Innovativ bleiben, Experimente wagen

Ein weiteres Feld, auf dem Michael Otto schon sehr lange Zeit Weitblick beweist und es auch heute noch als Vorsitzender des Aufsichtsrats tut, ist das der Innovation. „Dr. Otto ist immer auf der Höhe der Zeit, gerade über technologische Veränderungen weiß er so gut wie alles“, sagt der CEO der Otto Group Alexander Birken. Ab den 1980er Jahren reiste Michael Otto mit Kolleg*innen aus der Otto Group in die USA – ins Silicon Valley und an die Ostküste. Er besuchte Start-ups und innovative digitale Unternehmen, um die neuesten Trends in der IT aufzuspüren. Auch deshalb hatte die Otto Group schon Mitte der 1990er einen Online-Shop. In einer Zeit also, als nur etwa 250.000 Deutsche einen Internetanschluss hatten, und lange vor vielen anderen Versandhändlern. Das gab dem Unternehmen Zeit, die neuen Technologien ausgiebig zu testen und einzuführen. Das oben angesprochene Prinzip der langfristigen Entscheidungen, die das ökonomische Überleben des Unternehmens sichern, ermöglichte Experimente, die auch immer die Möglichkeit des Scheiterns in sich tragen. Durch so manche Wagnisse konnte die Otto Group letztlich Strukturen schaffen, die die Wucht der Veränderungen durch E-Commerce und Digitalisierung auffangen. Michael Ottos Neugierde auf technischen Fortschritt und der Wille, am Puls der Zeit zu sein, prägen das Unternehmen bis heute. Also auch, nachdem er dessen Führung 2007 in andere Hände gab.

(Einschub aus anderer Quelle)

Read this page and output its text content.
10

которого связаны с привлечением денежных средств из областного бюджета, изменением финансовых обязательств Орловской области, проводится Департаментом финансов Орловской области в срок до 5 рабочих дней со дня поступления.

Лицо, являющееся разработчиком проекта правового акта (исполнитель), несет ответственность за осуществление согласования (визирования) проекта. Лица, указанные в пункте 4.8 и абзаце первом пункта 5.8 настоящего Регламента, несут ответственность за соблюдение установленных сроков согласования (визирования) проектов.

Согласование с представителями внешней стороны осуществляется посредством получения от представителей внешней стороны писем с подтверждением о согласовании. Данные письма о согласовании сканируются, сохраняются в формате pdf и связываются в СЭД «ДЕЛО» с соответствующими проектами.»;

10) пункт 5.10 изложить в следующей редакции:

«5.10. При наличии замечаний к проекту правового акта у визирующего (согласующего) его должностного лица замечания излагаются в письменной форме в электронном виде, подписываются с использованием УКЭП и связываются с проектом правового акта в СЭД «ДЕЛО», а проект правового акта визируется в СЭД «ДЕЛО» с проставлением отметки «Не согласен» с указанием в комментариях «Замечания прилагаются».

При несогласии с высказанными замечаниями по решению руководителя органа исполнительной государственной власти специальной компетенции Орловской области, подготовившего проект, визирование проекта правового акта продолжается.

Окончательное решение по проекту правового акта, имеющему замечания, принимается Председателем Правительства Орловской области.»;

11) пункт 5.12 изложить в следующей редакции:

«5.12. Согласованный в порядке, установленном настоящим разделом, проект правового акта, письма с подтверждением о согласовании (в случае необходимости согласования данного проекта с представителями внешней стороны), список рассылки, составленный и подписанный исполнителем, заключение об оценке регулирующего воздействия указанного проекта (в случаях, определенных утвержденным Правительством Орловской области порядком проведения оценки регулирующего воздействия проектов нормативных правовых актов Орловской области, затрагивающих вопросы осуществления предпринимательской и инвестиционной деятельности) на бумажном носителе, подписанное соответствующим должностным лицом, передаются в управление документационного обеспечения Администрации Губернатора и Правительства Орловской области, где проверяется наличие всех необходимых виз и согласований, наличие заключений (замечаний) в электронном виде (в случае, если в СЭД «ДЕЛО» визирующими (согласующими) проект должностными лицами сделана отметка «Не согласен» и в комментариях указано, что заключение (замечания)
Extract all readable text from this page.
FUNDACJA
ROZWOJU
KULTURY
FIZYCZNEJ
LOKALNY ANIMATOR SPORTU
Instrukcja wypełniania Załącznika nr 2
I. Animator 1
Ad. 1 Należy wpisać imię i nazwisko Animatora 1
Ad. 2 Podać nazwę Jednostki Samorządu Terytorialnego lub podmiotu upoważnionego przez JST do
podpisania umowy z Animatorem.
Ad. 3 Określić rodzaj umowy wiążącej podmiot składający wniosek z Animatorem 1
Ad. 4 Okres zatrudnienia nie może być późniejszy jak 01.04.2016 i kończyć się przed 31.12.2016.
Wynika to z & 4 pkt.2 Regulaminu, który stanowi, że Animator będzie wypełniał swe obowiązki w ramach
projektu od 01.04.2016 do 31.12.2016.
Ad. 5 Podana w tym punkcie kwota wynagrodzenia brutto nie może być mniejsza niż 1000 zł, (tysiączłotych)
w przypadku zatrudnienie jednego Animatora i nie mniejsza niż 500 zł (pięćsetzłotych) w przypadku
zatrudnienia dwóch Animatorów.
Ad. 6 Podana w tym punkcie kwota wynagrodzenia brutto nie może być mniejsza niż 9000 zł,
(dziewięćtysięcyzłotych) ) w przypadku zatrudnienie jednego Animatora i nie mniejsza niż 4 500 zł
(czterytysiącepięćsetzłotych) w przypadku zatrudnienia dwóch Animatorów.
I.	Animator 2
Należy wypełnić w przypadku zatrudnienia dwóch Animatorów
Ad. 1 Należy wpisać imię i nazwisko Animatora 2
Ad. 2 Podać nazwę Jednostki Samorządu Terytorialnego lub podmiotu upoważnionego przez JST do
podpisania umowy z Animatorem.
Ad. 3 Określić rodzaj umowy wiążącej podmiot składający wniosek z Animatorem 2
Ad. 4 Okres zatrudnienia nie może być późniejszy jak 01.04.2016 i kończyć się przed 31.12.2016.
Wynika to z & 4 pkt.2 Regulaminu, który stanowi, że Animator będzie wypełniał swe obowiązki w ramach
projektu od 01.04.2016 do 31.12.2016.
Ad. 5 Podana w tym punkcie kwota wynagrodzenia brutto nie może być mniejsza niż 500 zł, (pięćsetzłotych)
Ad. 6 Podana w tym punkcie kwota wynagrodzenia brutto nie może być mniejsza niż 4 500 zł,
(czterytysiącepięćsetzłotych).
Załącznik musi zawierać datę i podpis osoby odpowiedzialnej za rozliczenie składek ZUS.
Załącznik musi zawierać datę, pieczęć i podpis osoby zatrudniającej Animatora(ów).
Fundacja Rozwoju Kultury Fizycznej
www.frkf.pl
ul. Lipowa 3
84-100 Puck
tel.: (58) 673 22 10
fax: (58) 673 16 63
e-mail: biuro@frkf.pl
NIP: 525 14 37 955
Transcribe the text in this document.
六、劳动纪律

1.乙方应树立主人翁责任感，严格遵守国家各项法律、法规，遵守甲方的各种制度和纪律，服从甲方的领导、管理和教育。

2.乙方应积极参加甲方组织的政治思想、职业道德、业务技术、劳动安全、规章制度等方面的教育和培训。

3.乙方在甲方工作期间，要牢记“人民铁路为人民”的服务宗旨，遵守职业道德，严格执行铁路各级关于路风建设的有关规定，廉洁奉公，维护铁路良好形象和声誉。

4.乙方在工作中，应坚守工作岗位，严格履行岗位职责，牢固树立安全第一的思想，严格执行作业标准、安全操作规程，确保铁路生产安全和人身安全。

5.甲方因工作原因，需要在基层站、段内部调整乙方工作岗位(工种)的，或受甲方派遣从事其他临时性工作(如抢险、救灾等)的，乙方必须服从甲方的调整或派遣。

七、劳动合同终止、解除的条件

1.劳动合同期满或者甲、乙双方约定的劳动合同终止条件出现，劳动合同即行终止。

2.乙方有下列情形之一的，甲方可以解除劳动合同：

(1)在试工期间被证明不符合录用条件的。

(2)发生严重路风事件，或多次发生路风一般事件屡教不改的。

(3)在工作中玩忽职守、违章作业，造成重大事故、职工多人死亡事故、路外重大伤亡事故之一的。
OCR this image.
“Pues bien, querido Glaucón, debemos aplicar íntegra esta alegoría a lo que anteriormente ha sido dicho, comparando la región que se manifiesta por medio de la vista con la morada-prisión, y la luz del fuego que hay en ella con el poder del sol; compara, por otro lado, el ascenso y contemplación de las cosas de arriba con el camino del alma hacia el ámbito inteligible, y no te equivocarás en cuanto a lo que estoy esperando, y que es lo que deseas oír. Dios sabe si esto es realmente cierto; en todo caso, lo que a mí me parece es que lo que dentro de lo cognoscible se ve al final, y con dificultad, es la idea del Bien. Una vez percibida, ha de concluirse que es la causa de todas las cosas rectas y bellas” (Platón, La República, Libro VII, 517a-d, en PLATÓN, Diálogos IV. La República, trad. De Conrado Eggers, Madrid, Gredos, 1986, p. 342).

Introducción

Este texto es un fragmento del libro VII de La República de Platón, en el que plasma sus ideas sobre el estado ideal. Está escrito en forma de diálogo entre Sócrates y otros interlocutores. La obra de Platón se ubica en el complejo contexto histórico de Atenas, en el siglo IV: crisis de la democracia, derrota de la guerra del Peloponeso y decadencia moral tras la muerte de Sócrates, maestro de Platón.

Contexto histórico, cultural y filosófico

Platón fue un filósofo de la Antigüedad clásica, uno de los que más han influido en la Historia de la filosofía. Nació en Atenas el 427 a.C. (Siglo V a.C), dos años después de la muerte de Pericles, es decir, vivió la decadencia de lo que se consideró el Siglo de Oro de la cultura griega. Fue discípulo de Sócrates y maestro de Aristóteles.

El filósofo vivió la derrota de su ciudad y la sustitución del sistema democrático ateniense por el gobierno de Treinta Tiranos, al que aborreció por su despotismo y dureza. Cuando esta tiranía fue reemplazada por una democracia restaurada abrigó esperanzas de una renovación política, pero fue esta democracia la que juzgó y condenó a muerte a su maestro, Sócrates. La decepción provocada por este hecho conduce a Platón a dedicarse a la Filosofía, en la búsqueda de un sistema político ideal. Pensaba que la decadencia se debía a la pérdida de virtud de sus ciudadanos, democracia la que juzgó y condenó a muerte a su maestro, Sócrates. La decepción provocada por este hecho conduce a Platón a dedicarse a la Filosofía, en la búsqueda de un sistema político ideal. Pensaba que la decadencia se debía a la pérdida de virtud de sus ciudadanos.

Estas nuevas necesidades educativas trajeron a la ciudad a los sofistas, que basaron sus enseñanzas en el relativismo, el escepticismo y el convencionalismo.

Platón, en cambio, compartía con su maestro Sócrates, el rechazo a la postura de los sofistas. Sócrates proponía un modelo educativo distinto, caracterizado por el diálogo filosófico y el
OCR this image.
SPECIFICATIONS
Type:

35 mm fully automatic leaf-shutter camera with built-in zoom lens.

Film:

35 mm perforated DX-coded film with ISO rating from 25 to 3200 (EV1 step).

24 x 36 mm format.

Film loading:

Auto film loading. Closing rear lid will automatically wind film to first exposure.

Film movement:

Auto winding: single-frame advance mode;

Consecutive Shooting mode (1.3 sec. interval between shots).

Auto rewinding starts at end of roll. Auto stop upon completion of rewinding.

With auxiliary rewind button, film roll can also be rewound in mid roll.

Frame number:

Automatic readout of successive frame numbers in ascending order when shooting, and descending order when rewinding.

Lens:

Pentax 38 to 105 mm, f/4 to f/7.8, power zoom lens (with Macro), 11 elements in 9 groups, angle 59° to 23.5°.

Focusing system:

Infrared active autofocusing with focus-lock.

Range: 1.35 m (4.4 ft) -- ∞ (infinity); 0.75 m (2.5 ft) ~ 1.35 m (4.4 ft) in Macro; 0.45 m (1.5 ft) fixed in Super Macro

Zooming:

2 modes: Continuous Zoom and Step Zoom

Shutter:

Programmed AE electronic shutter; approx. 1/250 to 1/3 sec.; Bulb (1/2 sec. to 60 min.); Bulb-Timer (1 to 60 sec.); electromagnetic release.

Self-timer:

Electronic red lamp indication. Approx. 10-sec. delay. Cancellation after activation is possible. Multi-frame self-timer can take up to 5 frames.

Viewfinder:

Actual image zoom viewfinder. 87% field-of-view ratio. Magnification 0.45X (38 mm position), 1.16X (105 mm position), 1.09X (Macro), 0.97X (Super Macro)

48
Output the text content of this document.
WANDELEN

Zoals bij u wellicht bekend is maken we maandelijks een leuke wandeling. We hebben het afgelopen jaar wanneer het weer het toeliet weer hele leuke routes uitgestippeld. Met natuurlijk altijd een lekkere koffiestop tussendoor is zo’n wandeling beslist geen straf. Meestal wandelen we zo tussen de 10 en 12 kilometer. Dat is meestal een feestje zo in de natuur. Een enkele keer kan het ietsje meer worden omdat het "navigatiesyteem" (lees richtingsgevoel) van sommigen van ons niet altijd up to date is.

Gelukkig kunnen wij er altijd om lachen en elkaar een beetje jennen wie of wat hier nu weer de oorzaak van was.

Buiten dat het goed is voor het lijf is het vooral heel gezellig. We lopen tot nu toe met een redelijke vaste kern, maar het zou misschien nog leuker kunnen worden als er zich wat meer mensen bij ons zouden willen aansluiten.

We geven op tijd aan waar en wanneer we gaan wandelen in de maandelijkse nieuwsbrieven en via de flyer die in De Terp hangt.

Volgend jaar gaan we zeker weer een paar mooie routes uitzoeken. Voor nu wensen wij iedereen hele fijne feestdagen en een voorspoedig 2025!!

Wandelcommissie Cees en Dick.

Die Wirtschaft verbessern, den Menschen helfen

Sein Wissen, seine Erfahrung und sein Verantwortungsgefühl für die Umwelt und soziale Belange bringt Michael Otto auch außerhalb der Unternehmensgrenzen ein. Er ist Mitbegründer und Initiator zahlreicher wegweisender Initiativen der deutschen Wirtschaft. Darunter die amfori Business Social Compliance Initiative (amfori BSCI), die seit 2001 Unternehmen mit einem Verhaltenskodex dabei unterstützt, die sozialen Standards entlang der verschiedenen Lieferketten zu verbessern. Durch Michael Ottos Einsatz entstand zudem die Stiftung KlimaWirtschaft, ein Zusammenschluss deutscher Unternehmen, die sich für eine Transformation zur klimaneutralen Wirtschaft einsetzt. Oder das Hamburger Hauptschulmodell, das in Zusammenarbeit mit Hapag Lloyd vor allem Hauptschülern den Berufseinstieg erleichtern soll. Dieser Einsatz zeigt ein weiteres Prinzip, das Michael Otto über seine Karriere immer wieder betont hat: Die Wirtschaft ist für den Menschen da und nicht umgekehrt.

Für sein Engagement für Umwelt und Gesellschaft erhielt Michael Otto 2006 das Bundesverdienstkreuz mit Stern.